Michael Kubosh Fights for Civil and Religious Liberties in the City of Houston
Imagine you or a loved one finds yourself homeless. When one puts themselves in a homeless person's shoes, what's the first thing that usually comes to mind? If you're like me, the first thing that I think of is, how are they going to eat? The second thought that enters my mind is where will they sleep?
So back to that first thought, the food thing. As I've never been homeless, I can imagine that in the city of Houston, lots of homeless people are left to beg on street corners for money to buy food. Others may go into food establishments where they are often turned away by the proprietors of the businesses. Some might even dig through the garbage to find leftovers. There have been cases where this has happened resulting in food poisoning ( so much for protecting the homeless!!) Others might be fortunate enough to have food brought to them by various non-profit groups or religious groups to help stave off hunger pangs. Or at least they used to be that fortunate.
Non-profit and religious groups were free to feed the homeless people of the City of Houston in 2012. They were free to feed until the Houston City Council decided it needed to pass a feeding ordinance in order to regulate the distribution of the food. All in the name of safety, of course.
The ordinance was passed by an 11-6 vote after a month of testimony from groups such as Food Not Bombs, area churches and religious groups voiced their opposition to the proposed law. Opposition was universal, but the Mayor and those that profit off of the homeless prevailed. With few conservatives on the current city council, how can the city of Houston ever hope to reign in its spending and its overreach into our Constitutionally-protected rights? It’s enough to make a conservative give up on Houston and move to the suburbs and ignore the problems inside City limits.
But those problem affect all of us. Higher taxes on water in the City will eventually cost us more in fees. Crime doesn't go away; it only moves down the street. Having a single regional crime lab saves all area taxpayers money, and floodwaters don't recognize city limits. So again I ask, what can a conservative do?
One political truth that must be understood is that while the City is largely Democratic, the voters in City elections trend towards fiscal conservatism. This has been largely true for most, if not all, mayoral elections. Bill White pledged not to raise taxes and won 3 terms, and Annise Parker claimed to be the most fiscal conservative candidate in her first race for Mayor. That claim was never really challenged by Gene Locke, and subsequently Ms. Parker secured most of the Westside vote in the run-off and the election.
The last Mayoral election was a close-call for incumbent Annise Parker who was wounded after the mishandled red-light-camera campaign; not only did the voters vote to remove the cameras, but the mayor and the city unsuccessfully fought to overturn the election and keep the cameras up. The results were a public relations nightmare for the mayor, and she was vulnerable. Unfortunately there was not any one challenger strong enough to unite the fiscal conservative vote to unseat Mayor Parker, and she escaped a run-off by less than 1,000 votes.

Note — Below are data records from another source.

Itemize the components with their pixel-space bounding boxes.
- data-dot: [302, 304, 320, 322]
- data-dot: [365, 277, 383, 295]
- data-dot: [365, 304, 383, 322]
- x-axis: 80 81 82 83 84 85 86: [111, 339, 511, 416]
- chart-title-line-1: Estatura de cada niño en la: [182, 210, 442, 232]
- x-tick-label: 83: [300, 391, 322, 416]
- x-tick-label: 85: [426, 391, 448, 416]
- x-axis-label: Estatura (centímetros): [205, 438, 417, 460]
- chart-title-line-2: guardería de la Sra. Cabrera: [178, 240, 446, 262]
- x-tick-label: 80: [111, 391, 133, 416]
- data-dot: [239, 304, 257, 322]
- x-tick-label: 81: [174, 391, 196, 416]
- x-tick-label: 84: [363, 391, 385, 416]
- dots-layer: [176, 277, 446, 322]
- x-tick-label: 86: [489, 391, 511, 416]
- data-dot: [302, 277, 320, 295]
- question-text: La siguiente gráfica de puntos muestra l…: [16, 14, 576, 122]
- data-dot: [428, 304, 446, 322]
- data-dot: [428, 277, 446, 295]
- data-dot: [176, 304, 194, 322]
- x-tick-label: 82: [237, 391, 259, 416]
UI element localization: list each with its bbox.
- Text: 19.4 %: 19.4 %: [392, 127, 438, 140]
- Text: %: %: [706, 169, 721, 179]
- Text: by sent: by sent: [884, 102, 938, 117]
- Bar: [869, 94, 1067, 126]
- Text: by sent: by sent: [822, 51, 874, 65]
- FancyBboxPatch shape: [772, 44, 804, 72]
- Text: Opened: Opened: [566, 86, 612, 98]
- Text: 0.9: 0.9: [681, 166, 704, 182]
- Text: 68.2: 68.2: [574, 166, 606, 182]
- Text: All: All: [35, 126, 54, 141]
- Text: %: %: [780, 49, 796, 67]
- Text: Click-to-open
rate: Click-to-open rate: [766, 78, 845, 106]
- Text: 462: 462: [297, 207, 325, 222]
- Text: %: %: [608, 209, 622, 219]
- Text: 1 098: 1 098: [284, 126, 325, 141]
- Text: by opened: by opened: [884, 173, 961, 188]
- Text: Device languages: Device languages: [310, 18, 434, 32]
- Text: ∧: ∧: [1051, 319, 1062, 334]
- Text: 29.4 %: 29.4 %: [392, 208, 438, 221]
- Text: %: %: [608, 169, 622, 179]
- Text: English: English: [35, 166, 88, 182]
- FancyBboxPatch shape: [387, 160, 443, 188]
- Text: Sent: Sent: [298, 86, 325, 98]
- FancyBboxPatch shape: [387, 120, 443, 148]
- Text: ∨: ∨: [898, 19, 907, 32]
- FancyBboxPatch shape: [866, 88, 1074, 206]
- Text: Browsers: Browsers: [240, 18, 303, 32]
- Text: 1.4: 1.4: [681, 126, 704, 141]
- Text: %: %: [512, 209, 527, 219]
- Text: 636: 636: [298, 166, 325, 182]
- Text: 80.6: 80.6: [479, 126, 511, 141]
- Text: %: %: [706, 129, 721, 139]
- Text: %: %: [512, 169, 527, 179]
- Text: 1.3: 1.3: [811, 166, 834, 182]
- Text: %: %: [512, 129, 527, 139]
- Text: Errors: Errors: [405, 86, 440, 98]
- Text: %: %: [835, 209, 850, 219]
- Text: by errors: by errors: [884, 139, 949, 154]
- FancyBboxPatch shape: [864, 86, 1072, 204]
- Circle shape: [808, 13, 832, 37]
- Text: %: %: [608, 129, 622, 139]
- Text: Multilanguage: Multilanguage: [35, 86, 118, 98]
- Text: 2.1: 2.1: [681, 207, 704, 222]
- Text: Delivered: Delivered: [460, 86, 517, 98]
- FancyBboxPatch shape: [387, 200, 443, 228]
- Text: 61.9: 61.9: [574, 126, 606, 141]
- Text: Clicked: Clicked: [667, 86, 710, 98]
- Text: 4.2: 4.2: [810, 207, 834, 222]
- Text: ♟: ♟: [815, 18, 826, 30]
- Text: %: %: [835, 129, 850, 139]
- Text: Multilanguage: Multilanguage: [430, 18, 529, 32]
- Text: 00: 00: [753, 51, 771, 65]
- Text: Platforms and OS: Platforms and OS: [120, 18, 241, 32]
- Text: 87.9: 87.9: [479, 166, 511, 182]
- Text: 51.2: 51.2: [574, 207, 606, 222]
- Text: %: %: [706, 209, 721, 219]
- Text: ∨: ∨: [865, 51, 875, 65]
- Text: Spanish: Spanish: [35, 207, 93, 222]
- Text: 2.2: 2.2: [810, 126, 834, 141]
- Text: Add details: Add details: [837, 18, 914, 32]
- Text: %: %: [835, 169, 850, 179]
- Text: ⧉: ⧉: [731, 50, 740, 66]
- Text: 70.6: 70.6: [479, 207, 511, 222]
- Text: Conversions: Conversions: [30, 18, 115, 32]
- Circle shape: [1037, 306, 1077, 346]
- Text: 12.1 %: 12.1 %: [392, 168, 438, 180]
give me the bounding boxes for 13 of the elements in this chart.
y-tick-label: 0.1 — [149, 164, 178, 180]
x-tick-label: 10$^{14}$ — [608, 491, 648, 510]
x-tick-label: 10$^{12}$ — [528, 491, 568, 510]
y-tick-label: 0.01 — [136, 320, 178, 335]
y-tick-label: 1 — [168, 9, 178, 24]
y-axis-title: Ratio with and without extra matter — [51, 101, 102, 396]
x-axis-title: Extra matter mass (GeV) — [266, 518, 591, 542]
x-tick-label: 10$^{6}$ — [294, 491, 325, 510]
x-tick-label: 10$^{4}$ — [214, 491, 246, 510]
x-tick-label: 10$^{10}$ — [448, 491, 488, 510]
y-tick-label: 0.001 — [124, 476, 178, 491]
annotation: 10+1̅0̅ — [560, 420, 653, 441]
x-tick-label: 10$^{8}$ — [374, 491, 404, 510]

Now enter Michael Kubosh, a city council candidate that not only stands for fiscal conservatism, Constitutional rights, and specifically religious freedom, he championed the cause of the red-light-cameras successfully after a long and hard-fought battle with the City of Houston and Mayor Parker. He also went to bat for the residents of our fair city when the feeding ordinance was proposed and then passed.
An article written in 2012 for the Houston Chronicle cites the efforts of Kubosh to form a group called Free to Give Houston as well as collect signatures "…to trigger a charter amendment election in November. The group sent out 30,000 letters last week urging voters to sign the petition." Kubosh himself presented the petition to Houston City Council, where he is quoted as saying: "You know, we have laws to protect private property without making laws to make petty criminals out of people who want to feed hungry."
Kubosh has worked closely with people from all walks of life. His work with the red-light-cameras and the City of Houston feeding ordinance brought him to work closely with David Welch, Executive Director of the Houston Area Pastors Council. Pastor Welch had this to say about Kubosh:
"Michael Kubosh has established himself as someone who has been willing to invest his life, his fortune and his sacred honor to restore integrity and accountability to city government in Houston. He has fought to defend the taxpayers on the red light camera issue, the churches and schools from being taxed through the drainage fee and the hungry and homeless on the city's ordinance to restrict feeding efforts. He is a servant leader whose integrity is above reproach and he is the kind of leader we desperately need on Houston City Council."
That sounds like the kind of representation we need, the type of conservatism that put Ted Cruz and Rand Paul in office. It’s the type of activism that Martin Luther King and Ronald Reagan inspired.
Michael Kubosh is running to represent the will of the people, the people who want to petition their government for change. He is willing and ready to work with any council member and any mayor as long as they are doing what is right for the citizens of this city.